Fred Pleines, president of Yellow Cab Company of Sacramento, said Tuesday that there used to be a significant problem with some taxis using metered spots to turn a two-cab taxi queue into as many as 15 cabs in a queue.
“They were parking in the metered spots, and some of those cabs would be two or three blocks away,” he said. “Consequently, you didn’t have parking for those businesses. Also, the drivers wouldn’t pay for parking unless they saw the meter maid coming, so the city was losing revenue.”
Pleines said his concern with having the ordinance prohibiting parking in metered spaces is lack of enforcement, but he isn’t sure if the current change will be enough.

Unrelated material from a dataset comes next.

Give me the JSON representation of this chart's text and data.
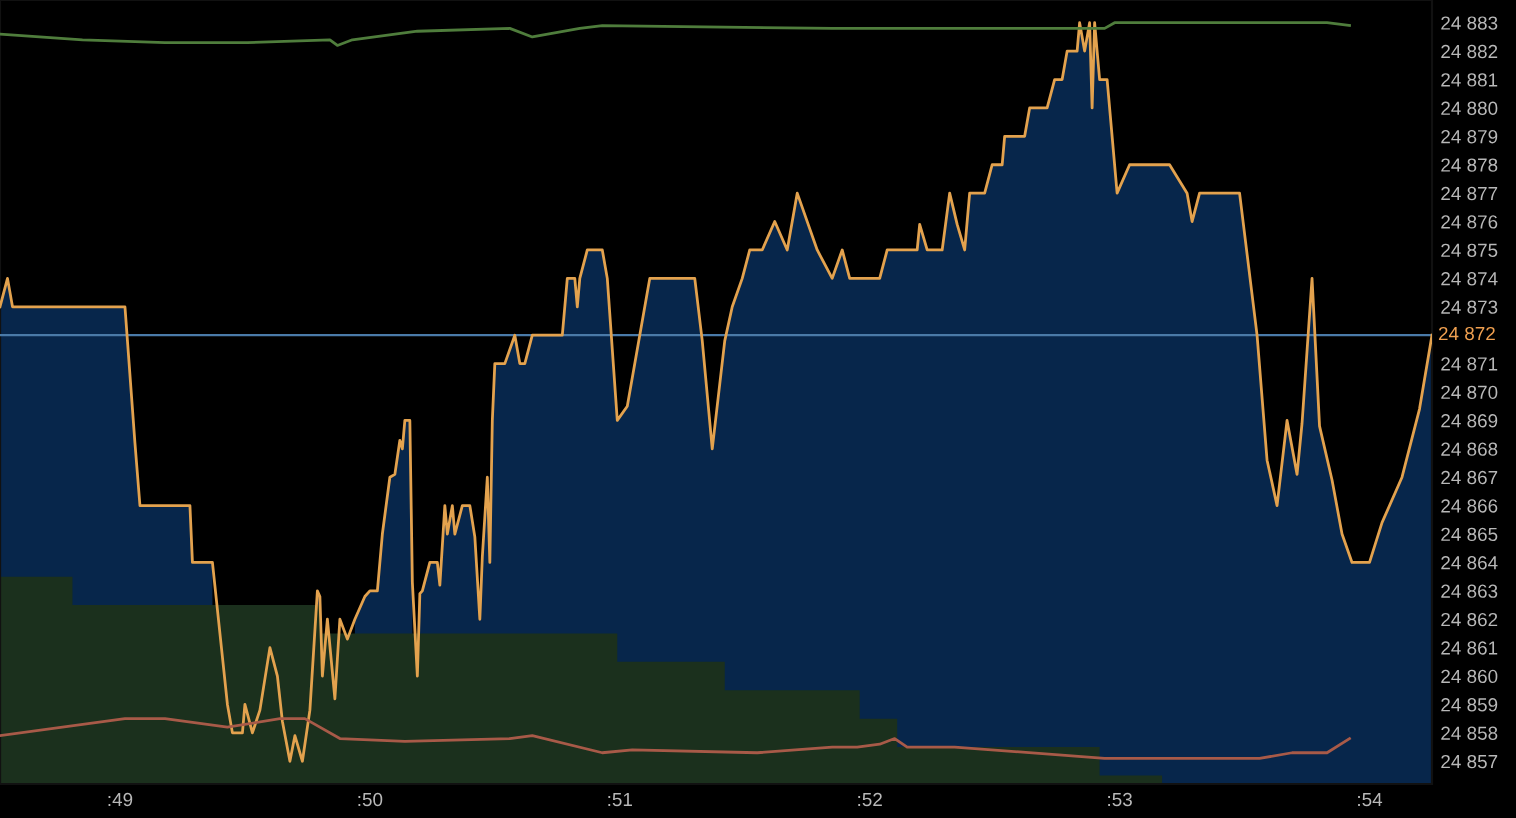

“It’s not quite the way I would address it,” he said. “I would require cab companies to have radio dispatching – actual offices where people are answering phones and taking requests and dispatching cabs – the meter queueing would disappear.”
That requirement has previously been discussed by the City Council Law and Legislation Committee, but it has not been put into effect, and it was met with criticism from cab drivers who say the expense of setting up such a center would cripple their business.
When it comes to the current ordinance amendment’s requirement to include the city’s 3-1-1 informational number on all cabs, Pleines said he isn’t happy about it, but he understands it.
“I like taking complaints, because I handle each complaint. If a driver cheats you and charges you $20 for a $5 fare, that’s taken care of because your call comes to my dispatch center,” he said.
For some companies, he added, the calls would simply go to the driver who cheated the passenger, which doesn’t help resolve the issue.
“That’s why it’s being taken to the extreme,” he said. “It wasn’t always being handled in a businesslike manner.”
Gina Knepp, manager of the city’s 3-1-1 service, said Tuesday that there have sometimes been complaints about taxis coming in to 3-1-1, but she doesn’t expect the call volume to increase markedly.
“In the past, there have been complaints about taxis from business owners about cabs competing for certain corners, and some people have complained that they charge too much,” she said. “I could be wrong, but I don’t think the number of calls will go up very much.
She added that there were some complaints about that on the corner of 10th and J streets, where The Citizen Hotel faces Cesar Chavez Plaza.
Knepp said residents don’t need to call 3-1-1, but can email firstname.lastname@example.org, and all emails are attended to in 24 hours.
Schenirer said he does not expect any opposition to the ordinance change from City Council members.